The hospital sources said two Nigerian soldiers from the West African Ecomog force had been killed in the fighting, but the Ecomog Field Commander Gen Victor Malu, said in Lagos there had been no Nigerian casualties.

An AFRC spokesman, Capt Paul Thomas, urged people to return to work but shops and markets remained closed, though hundreds of people came out to view the damage from fighting around the presidential offices, which were defended by Nigerian troops stationed in Sierra Leone under a regional defence pact.

A fire destroyed the Treasury building and spread to the central bank.

Gen Koromah said he had over thrown President Ahmad Tejan Kabbah because his government, elected last year after four years of military rule, had failed to consolidate peace and the political situation had encouraged tribal conflict.

The rebel leader, Mr Foday Sankoh, speaking from the Nigerian capital, Abuja, where he has been kept by Nigeria's military rulers for the past two months, declined to comment on the invitation to join the military government. "You have to watch the situation before you talk," he said.

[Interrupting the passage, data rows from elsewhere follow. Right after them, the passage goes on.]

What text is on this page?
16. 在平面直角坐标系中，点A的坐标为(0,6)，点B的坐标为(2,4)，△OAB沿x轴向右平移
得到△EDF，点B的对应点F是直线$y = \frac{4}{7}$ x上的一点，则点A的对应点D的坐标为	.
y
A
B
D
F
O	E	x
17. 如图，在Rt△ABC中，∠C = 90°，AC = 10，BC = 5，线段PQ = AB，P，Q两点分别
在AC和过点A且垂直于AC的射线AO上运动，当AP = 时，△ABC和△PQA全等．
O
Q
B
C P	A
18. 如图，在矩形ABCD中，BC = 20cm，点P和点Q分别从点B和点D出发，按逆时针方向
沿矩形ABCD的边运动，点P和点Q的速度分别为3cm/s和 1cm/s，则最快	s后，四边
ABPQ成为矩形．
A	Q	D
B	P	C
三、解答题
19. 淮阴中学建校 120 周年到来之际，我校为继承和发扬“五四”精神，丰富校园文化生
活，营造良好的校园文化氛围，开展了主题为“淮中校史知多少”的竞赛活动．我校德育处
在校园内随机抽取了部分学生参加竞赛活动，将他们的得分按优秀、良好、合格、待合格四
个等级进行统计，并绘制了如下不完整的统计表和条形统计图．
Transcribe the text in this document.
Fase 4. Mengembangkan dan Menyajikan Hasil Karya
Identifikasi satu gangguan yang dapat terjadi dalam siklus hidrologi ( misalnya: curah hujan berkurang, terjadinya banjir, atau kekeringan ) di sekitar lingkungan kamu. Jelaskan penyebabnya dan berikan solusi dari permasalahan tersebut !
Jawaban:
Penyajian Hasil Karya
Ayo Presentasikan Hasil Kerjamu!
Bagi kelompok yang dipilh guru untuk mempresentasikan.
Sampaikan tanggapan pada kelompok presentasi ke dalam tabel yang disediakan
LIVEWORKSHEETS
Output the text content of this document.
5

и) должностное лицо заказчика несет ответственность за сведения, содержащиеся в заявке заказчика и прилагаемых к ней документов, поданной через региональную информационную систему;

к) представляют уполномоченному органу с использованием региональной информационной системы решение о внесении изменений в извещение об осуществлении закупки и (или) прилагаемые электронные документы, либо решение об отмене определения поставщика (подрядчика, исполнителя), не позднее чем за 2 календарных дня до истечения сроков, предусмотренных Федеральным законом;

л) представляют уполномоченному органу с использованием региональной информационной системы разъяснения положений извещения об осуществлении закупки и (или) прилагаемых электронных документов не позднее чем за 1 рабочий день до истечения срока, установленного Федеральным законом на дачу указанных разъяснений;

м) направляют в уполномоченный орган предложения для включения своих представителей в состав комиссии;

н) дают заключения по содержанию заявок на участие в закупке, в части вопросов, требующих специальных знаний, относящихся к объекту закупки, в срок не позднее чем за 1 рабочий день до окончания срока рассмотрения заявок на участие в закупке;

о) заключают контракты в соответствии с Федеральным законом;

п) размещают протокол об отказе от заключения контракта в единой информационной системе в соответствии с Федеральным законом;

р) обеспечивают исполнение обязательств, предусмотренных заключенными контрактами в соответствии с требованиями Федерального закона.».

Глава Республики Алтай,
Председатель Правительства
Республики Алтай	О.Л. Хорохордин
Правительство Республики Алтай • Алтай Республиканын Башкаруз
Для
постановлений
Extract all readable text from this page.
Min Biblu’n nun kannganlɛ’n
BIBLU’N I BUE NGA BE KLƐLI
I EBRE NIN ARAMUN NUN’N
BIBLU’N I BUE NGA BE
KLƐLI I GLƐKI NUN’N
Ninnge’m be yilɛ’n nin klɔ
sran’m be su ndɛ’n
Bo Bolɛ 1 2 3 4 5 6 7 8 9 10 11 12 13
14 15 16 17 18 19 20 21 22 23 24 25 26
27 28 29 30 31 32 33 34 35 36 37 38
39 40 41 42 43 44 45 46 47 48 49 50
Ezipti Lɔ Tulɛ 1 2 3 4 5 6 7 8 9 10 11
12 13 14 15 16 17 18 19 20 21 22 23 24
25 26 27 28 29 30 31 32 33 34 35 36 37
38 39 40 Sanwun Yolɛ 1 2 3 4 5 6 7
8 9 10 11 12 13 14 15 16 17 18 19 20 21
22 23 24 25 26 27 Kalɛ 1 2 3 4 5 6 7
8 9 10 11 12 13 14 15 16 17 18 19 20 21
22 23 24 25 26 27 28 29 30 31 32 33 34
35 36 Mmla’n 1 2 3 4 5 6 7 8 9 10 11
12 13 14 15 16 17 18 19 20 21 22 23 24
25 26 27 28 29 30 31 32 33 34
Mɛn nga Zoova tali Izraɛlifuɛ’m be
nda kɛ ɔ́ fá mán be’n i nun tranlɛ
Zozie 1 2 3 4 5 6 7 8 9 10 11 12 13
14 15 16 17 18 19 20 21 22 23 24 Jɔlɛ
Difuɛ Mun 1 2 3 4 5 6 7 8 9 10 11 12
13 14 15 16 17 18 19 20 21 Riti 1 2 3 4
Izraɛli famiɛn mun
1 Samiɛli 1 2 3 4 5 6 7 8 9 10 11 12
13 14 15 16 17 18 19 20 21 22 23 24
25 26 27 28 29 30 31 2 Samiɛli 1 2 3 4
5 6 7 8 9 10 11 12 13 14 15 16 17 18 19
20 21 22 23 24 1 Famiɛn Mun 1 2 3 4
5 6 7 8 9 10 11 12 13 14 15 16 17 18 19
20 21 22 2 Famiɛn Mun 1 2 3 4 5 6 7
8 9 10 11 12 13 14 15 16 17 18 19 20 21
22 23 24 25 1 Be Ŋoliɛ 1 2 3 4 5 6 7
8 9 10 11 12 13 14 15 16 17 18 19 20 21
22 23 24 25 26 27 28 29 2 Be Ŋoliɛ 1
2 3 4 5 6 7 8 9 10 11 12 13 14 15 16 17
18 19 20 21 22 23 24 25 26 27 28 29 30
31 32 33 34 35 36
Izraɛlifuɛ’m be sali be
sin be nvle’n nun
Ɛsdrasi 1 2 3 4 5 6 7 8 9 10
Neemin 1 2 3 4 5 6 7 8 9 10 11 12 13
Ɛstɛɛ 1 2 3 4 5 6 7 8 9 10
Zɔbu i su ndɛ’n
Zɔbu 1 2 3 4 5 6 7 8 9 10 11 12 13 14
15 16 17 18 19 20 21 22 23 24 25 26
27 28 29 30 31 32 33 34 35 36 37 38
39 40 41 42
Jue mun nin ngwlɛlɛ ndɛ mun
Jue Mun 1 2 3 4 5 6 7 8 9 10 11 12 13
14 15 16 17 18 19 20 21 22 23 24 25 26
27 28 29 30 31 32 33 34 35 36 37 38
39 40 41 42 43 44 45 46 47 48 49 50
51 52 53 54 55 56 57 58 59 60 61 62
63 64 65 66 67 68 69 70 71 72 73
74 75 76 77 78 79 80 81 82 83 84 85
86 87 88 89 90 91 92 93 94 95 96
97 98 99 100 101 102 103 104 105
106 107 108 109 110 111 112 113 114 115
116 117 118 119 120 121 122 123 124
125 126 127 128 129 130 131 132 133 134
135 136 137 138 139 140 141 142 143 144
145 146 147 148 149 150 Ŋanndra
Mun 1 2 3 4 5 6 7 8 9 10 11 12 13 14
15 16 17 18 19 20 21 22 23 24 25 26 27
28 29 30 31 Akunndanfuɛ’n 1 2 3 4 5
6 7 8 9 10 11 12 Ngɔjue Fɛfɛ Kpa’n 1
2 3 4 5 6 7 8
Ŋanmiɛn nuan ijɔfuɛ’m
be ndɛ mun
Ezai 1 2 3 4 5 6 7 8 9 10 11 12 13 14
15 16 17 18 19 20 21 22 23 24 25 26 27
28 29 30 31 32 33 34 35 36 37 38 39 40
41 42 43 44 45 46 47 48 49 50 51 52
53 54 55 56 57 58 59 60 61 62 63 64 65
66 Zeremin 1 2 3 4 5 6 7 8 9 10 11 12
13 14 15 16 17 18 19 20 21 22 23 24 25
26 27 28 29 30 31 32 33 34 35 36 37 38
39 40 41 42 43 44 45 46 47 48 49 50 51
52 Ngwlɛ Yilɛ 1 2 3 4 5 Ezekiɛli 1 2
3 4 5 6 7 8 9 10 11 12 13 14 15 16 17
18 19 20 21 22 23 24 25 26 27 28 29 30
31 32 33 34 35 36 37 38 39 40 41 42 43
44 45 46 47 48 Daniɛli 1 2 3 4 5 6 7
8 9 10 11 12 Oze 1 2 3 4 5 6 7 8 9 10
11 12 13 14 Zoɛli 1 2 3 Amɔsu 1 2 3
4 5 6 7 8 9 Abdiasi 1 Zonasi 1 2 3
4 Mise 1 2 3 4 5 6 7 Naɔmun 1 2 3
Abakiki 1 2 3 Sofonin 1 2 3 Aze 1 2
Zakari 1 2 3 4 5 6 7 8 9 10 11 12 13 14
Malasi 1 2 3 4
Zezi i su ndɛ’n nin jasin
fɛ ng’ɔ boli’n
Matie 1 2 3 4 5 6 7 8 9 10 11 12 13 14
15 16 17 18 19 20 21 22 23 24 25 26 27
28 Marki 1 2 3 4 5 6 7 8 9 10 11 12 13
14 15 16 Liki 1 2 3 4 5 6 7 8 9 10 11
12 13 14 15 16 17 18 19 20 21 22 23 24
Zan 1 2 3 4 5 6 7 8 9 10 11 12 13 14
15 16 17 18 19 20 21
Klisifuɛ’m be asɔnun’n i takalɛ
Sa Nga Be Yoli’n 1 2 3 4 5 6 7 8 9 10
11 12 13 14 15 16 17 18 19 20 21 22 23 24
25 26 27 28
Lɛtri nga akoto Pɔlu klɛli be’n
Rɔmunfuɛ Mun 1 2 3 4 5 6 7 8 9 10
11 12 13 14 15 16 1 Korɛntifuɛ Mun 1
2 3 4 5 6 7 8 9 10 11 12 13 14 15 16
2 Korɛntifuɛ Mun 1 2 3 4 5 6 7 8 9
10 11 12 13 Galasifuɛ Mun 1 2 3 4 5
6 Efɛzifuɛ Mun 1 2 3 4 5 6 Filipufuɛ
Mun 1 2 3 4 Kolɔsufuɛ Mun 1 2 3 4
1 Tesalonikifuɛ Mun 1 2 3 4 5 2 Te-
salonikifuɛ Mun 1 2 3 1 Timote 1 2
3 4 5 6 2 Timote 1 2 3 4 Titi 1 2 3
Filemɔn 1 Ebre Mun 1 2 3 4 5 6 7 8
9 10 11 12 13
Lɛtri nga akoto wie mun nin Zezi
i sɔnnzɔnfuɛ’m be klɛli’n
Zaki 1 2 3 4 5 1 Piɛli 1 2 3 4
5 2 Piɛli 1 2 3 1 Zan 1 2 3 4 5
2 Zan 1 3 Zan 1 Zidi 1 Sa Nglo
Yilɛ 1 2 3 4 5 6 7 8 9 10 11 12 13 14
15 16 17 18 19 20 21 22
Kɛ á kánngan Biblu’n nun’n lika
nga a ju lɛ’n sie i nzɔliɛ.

One of the coup leaders first decrees reflected army grievances against Mr Kabbah, abolishing a civilian militia on which he had come to rely against the rebels in fighting continuing despite a peace accord last year.

Troops stormed Freetown's maximum security prison on Sunday and freed 600 inmates, including soldiers charged with plotting against Mr Kabbah. Sierra Leone's ambassador to the US, Mr John Leigh, said the soldiers gave arms to their jailed colleagues and common criminals to attack government buildings.

Land borders and air and sea ports were closed until further notice.